Time for European police to stop ethnic profiling

The use of “ethnic profiling” by European police forces dates back to well before the September 11, 2001 terrorist attacks on New York and Washington.  Since then, there is no doubt that the practice has become more widespread in Europe.  But in terms of preventing or solving crimes, how useful is it?

A study published today by the Open Society Justice Initiative, which campaigns for law reform and the protection of human rights, argues that ethnic profiling is “may be pervasive, but it is inefficient, ineffective and discriminatory… Ethnic profiling strikes at the heart of the social compact linking law enforcement institutions with the communities they serve.  It wastes police resources, discriminates against whole groups of people, and leaves everyone less safe.”

Ethnic profiling is the practice by which police forces launch investigations, make raids and detain people on the basis of generalisations about their ethnic origin or nationality, rather than objective evidence or the behaviour of specific individuals.  It covers everything from unannounced identity checks of people at German mosques to the way that non-Slavs are 20 times more likely to be stopped by police on the Moscow metro than Russians and other Slavs.  Some activists also define ethnic profiling to include initiatives such as the Italian government’s proposal to fingerprint its Roma immigrant communities, or the alleged application of racial criteria by French job recruitment companies.

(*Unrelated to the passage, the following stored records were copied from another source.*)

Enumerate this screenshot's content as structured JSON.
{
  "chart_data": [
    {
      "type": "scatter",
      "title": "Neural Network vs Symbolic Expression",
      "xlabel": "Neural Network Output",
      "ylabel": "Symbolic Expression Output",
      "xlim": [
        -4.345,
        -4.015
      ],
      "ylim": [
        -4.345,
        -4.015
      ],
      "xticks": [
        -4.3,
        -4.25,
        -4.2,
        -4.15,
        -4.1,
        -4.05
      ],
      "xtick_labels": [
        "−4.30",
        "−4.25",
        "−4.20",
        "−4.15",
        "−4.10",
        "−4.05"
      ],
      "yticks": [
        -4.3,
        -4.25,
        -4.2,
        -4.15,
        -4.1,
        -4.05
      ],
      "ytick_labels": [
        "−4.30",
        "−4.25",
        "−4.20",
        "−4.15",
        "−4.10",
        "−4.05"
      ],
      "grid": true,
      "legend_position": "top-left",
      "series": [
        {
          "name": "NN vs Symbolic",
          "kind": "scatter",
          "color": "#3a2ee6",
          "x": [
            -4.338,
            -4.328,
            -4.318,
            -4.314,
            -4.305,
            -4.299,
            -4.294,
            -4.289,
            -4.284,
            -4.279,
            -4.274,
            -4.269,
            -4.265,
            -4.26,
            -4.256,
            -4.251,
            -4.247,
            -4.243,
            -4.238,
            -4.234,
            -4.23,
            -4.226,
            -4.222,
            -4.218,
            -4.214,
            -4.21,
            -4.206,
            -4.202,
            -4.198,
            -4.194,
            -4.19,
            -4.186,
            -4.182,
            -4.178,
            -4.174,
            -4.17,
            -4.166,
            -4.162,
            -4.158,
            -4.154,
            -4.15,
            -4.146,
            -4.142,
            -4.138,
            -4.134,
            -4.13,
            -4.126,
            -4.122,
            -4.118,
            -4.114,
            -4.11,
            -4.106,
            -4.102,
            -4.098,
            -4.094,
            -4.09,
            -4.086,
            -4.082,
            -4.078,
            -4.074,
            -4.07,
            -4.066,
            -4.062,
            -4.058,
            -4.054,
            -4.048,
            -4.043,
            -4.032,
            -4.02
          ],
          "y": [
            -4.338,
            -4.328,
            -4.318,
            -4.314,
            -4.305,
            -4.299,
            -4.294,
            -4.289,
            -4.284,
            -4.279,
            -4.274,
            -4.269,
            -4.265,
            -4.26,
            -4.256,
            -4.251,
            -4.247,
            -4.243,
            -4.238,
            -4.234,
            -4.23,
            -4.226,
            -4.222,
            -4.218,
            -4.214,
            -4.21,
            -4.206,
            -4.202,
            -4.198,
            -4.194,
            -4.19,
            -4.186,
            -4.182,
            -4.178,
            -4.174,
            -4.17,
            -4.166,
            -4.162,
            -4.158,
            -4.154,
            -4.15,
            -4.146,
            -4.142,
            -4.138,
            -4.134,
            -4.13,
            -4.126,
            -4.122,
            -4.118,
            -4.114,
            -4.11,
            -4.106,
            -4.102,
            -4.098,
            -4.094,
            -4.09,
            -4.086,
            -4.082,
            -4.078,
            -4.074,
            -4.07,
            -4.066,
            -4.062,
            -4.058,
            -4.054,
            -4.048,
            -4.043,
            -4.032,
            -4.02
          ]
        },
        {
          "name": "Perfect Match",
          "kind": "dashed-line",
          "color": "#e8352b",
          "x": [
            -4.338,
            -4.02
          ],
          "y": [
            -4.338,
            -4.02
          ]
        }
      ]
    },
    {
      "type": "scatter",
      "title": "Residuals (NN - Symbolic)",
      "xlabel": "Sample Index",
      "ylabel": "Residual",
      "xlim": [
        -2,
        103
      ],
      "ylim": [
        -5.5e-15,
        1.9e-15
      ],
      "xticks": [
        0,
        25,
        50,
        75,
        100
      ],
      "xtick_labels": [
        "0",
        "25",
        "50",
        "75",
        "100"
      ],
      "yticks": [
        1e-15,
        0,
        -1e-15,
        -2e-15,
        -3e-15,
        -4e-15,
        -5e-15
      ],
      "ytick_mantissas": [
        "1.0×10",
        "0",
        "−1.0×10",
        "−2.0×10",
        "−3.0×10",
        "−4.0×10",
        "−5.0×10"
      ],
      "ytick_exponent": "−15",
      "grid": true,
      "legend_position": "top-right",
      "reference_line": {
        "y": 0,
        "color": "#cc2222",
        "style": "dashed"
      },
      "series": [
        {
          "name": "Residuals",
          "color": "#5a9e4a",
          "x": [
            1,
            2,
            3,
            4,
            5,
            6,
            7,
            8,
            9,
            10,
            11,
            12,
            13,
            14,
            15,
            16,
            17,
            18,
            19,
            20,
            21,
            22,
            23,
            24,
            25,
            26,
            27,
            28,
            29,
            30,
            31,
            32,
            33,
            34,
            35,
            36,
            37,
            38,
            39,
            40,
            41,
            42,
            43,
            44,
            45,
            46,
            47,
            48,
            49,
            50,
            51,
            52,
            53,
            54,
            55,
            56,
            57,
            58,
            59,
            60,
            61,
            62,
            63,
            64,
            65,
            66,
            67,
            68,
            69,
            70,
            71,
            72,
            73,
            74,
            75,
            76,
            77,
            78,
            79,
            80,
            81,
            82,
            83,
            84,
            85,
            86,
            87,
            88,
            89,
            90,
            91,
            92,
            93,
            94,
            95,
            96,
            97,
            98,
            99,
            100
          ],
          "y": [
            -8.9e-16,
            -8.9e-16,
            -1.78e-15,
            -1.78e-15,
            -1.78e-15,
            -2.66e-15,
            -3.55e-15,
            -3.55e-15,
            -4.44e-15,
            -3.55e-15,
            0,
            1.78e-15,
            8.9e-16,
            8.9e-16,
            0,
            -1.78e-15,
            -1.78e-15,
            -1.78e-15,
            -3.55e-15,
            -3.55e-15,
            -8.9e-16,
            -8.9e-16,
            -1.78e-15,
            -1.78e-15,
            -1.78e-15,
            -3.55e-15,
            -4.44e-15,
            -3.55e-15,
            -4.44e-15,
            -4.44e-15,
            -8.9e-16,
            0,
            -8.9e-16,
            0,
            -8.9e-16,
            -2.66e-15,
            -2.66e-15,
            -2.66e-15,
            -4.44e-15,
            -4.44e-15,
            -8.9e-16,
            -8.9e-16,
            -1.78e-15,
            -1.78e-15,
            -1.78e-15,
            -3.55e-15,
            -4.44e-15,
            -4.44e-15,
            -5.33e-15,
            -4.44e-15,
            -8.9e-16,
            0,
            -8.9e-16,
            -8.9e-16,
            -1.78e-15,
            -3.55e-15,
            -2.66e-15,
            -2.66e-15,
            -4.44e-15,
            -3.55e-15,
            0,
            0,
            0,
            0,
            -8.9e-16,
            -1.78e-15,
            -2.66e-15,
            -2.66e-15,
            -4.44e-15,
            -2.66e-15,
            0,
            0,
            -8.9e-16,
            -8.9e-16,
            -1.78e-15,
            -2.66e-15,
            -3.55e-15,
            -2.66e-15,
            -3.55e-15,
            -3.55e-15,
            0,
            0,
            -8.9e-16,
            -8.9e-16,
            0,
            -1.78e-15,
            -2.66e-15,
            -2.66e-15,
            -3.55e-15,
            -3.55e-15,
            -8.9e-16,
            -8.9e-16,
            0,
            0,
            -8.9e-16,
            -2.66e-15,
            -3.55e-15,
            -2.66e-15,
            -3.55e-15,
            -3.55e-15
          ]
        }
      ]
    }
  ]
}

But the Open Society report concentrates on police practices - and unearths some valuable facts and figures. For example, in the UK, which is the only European Union country that systematically gathers ethnic data on police activities, the number of British Asians stopped under counter-terrorism laws increased threefold after 9/11 and fivefold after the July 2005 attacks on London’s transport network.

At the same time, studies conducted in the Netherlands, Sweden, the UK and the US over the past decade have all concluded that ethnic profiling is ineffective. “When police treat an entire group of people as presumptively suspicious, they are more likely to miss dangerous persons who do not fit the profile,” the Open Society report contends.

Achieving better results in the struggle against terrorism and crime requires more emphasis on hard data and less on generalisations, whims and prejudices.  It also requires close co-operation between the police and minority communities.  In the Spanish municipality of Fuenlabrada, near Madrid, the use of these methods instead of ethnic profiling over a four-month trial period in 2007-2008 produced a fall in the number of people stopped from 958 to 396 per month, but an increase in the number of successful stops – those leading to the discovery of a crime or some other offence – to 28 from 6 per cent.

As British Prime Minister Gordon Brown said last week, when he presented the parliamentary security and intelligence report into the July 2005 bombings, “there can be no absolute guarantee in terms of disrupting terrorist attacks”.

If our intelligence services and police forces were to monitor every single person deemed to be a possible threat, we would end up with societies even less free than they are now, what with the vast increase in information about citizens stored in databases and the rising use of street cameras and other public surveillance techniques.

All that said, there are ways to defend a society against terrorism – and ethnic profiling is one of the most wrong-headed of them.